ROS succeeded in rescuing a critical downtown public space from the political quagmire that left it fenced and blighted for over five years. We provided a widely praised model for the public engagement of a broad spectrum of stakeholders, from power brokers and bureaucrats to clients of social services and street youth. Nothing like ROS had ever been done in Portland for a downtown public space. As a result of my involvement, I was tapped to lead the session on the future of public plazas and parks for Governor Tina Kotek’s Task Force on Downtown Portland.

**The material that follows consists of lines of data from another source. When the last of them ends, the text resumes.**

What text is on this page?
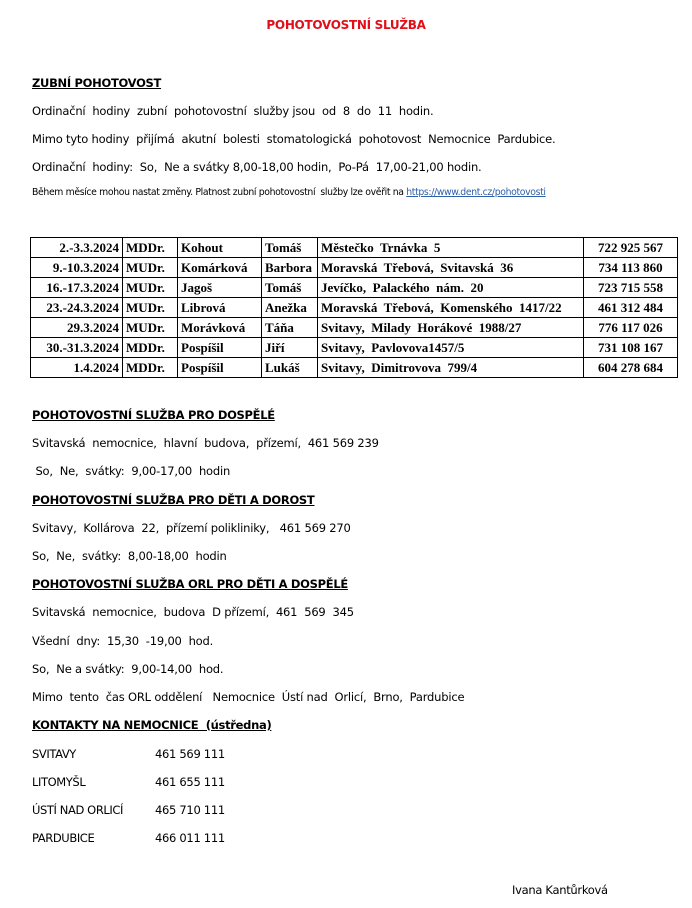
POHOTOVOSTNÍ SLUŽBA
ZUBNÍ POHOTOVOST
Ordinační  hodiny  zubní  pohotovostní  služby jsou  od  8  do  11  hodin.
Mimo tyto hodiny  přijímá  akutní  bolesti  stomatologická  pohotovost  Nemocnice  Pardubice.
Ordinační  hodiny:  So,  Ne a svátky 8,00-18,00 hodin,  Po-Pá  17,00-21,00 hodin.
Během měsíce mohou nastat změny. Platnost zubní pohotovostní  služby lze ověřit na https://www.dent.cz/pohotovosti
2.-3.3.2024	MDDr.	Kohout	Tomáš	Městečko  Trnávka  5	722 925 567
9.-10.3.2024	MUDr.	Komárková	Barbora	Moravská  Třebová,  Svitavská  36	734 113 860
16.-17.3.2024	MUDr.	Jagoš	Tomáš	Jevíčko,  Palackého  nám.  20	723 715 558
23.-24.3.2024	MUDr.	Librová	Anežka	Moravská  Třebová,  Komenského  1417/22	461 312 484
29.3.2024	MUDr.	Morávková	Táňa	Svitavy,  Milady  Horákové  1988/27	776 117 026
30.-31.3.2024	MDDr.	Pospíšil	Jiří	Svitavy,  Pavlovova1457/5	731 108 167
1.4.2024	MDDr.	Pospíšil	Lukáš	Svitavy,  Dimitrovova  799/4	604 278 684
POHOTOVOSTNÍ SLUŽBA PRO DOSPĚLÉ
Svitavská  nemocnice,  hlavní  budova,  přízemí,  461 569 239
So,  Ne,  svátky:  9,00-17,00  hodin
POHOTOVOSTNÍ SLUŽBA PRO DĚTI A DOROST
Svitavy,  Kollárova  22,  přízemí polikliniky,   461 569 270
So,  Ne,  svátky:  8,00-18,00  hodin
POHOTOVOSTNÍ SLUŽBA ORL PRO DĚTI A DOSPĚLÉ
Svitavská  nemocnice,  budova  D přízemí,  461  569  345
Všední  dny:  15,30  -19,00  hod.
So,  Ne a svátky:  9,00-14,00  hod.
Mimo  tento  čas ORL oddělení   Nemocnice  Ústí nad  Orlicí,  Brno,  Pardubice
KONTAKTY NA NEMOCNICE  (ústředna)
SVITAVY	461 569 111
LITOMYŠL	461 655 111
ÚSTÍ NAD ORLICÍ	465 710 111
PARDUBICE	466 011 111
Ivana Kantůrková
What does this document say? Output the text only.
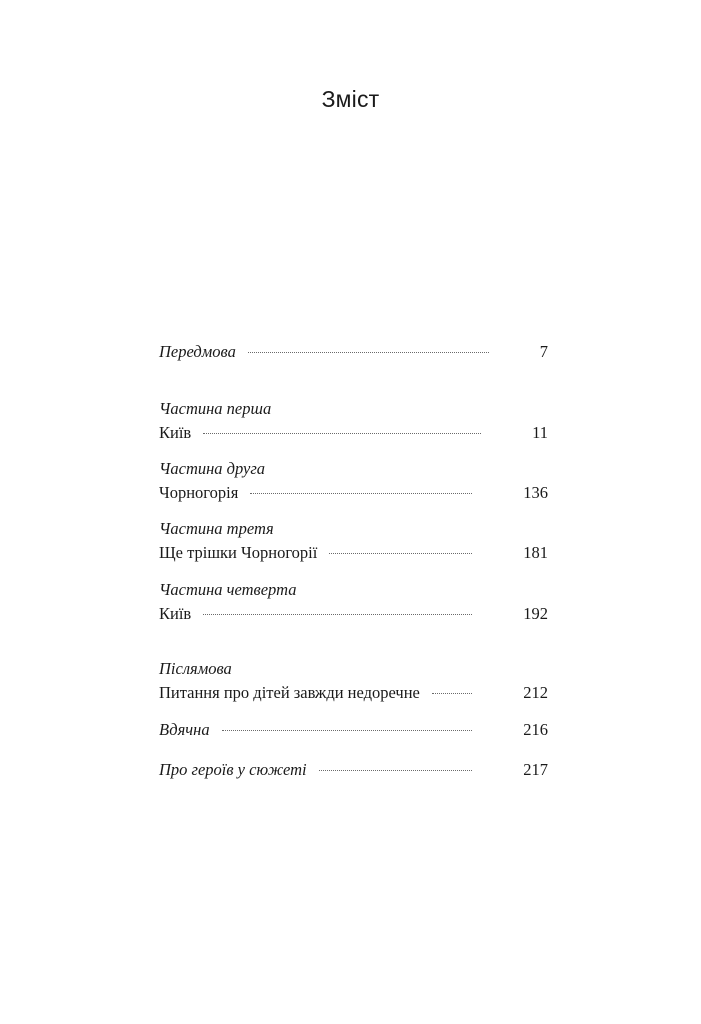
Зміст
Передмова	7
Частина перша
Київ	11
Частина друга
Чорногорія	136
Частина третя
Ще трішки Чорногорії	181
Частина четверта
Київ	192
Післямова
Питання про дітей завжди недоречне	212
Вдячна	216
Про героїв у сюжеті	217
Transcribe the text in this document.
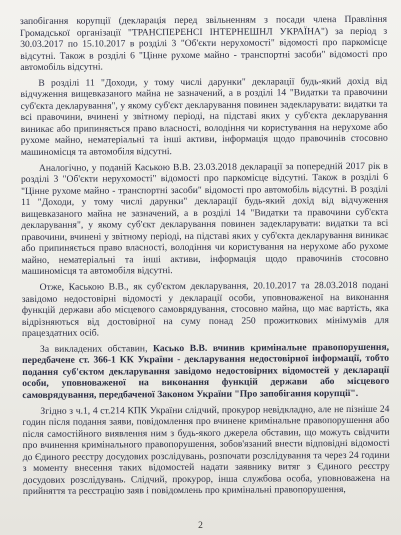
запобігання корупції (декларація перед звільненням з посади члена Правління Громадської організації "ТРАНСПЕРЕНСІ ІНТЕРНЕШНЛ УКРАЇНА") за період з 30.03.2017 по 15.10.2017 в розділі 3 "Об'єкти нерухомості" відомості про паркомісце відсутні. Також в розділі 6 "Цінне рухоме майно - транспортні засоби" відомості про автомобіль відсутні.

В розділі 11 "Доходи, у тому числі дарунки" декларації будь-який дохід від відчуження вищевказаного майна не зазначений, а в розділі 14 "Видатки та правочини суб'єкта декларування", у якому суб'єкт декларування повинен задекларувати: видатки та всі правочини, вчинені у звітному періоді, на підставі яких у суб'єкта декларування виникає або припиняється право власності, володіння чи користування на нерухоме або рухоме майно, нематеріальні та інші активи, інформація щодо правочинів стосовно машиномісця та автомобіля відсутні.

Аналогічно, у поданій Каською В.В. 23.03.2018 декларації за попередній 2017 рік в розділі 3 "Об'єкти нерухомості" відомості про паркомісце відсутні. Також в розділі 6 "Цінне рухоме майно - транспортні засоби" відомості про автомобіль відсутні. В розділі 11 "Доходи, у тому числі дарунки" декларації будь-який дохід від відчуження вищевказаного майна не зазначений, а в розділі 14 "Видатки та правочини суб'єкта декларування", у якому суб'єкт декларування повинен задекларувати: видатки та всі правочини, вчинені у звітному періоді, на підставі яких у суб'єкта декларування виникає або припиняється право власності, володіння чи користування на нерухоме або рухоме майно, нематеріальні та інші активи, інформація щодо правочинів стосовно машиномісця та автомобіля відсутні.

Отже, Каською В.В., як суб'єктом декларування, 20.10.2017 та 28.03.2018 подані завідомо недостовірні відомості у декларації особи, уповноваженої на виконання функцій держави або місцевого самоврядування, стосовно майна, що має вартість, яка відрізняються від достовірної на суму понад 250 прожиткових мінімумів для працездатних осіб.

За викладених обставин, Касько В.В. вчинив кримінальне правопорушення, передбачене ст. 366-1 КК України - декларування недостовірної інформації, тобто подання суб'єктом декларування завідомо недостовірних відомостей у декларації особи, уповноваженої на виконання функцій держави або місцевого самоврядування, передбаченої Законом України "Про запобігання корупції".

Згідно з ч.1, 4 ст.214 КПК України слідчий, прокурор невідкладно, але не пізніше 24 годин після подання заяви, повідомлення про вчинене кримінальне правопорушення або після самостійного виявлення ним з будь-якого джерела обставин, що можуть свідчити про вчинення кримінального правопорушення, зобов'язаний внести відповідні відомості до Єдиного реєстру досудових розслідувань, розпочати розслідування та через 24 години з моменту внесення таких відомостей надати заявнику витяг з Єдиного реєстру досудових розслідувань. Слідчий, прокурор, інша службова особа, уповноважена на прийняття та реєстрацію заяв і повідомлень про кримінальні правопорушення,

2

Window showing display of Back to Square One ideas from community meetings

We elevated the discussion beyond Portland’s typical, sometimes parochial complaints and ambitions. We catalyzed a civic discussion that influenced the new parks commissioner to invest significant additional funds for urban plazas. The Loeb Fellows’ involvement both in the prefatory Zoom talks and in the weeklong charrette were an inspiration for the public, the bureaucrats and politicians, the students involved, and the members of the local design teams.

There are challenges ahead. At the insistence of the Ritz Carlton, Commissioner Ryan plans to permanently fence and gate the park, but no one really knows how Portland’s first fenced urban public space will work. In any case, strategies will need to be developed to deter drug dealing and usage or camping. Funding is still needed from public or private sources to program Darcelle XV Plaza. Many ROS participants hoped to offer programs in the plaza, but they have not yet been engaged. The queer community—with a nudge by members of the ROS team and Darcelle’s fellow drag queen Poison Waters—is beginning to talk about activating the plaza. With luck, the former O’Bryant Square can live up to its new name, inspired by one of the most colorful, generous characters to ever have called themselves a Portlander.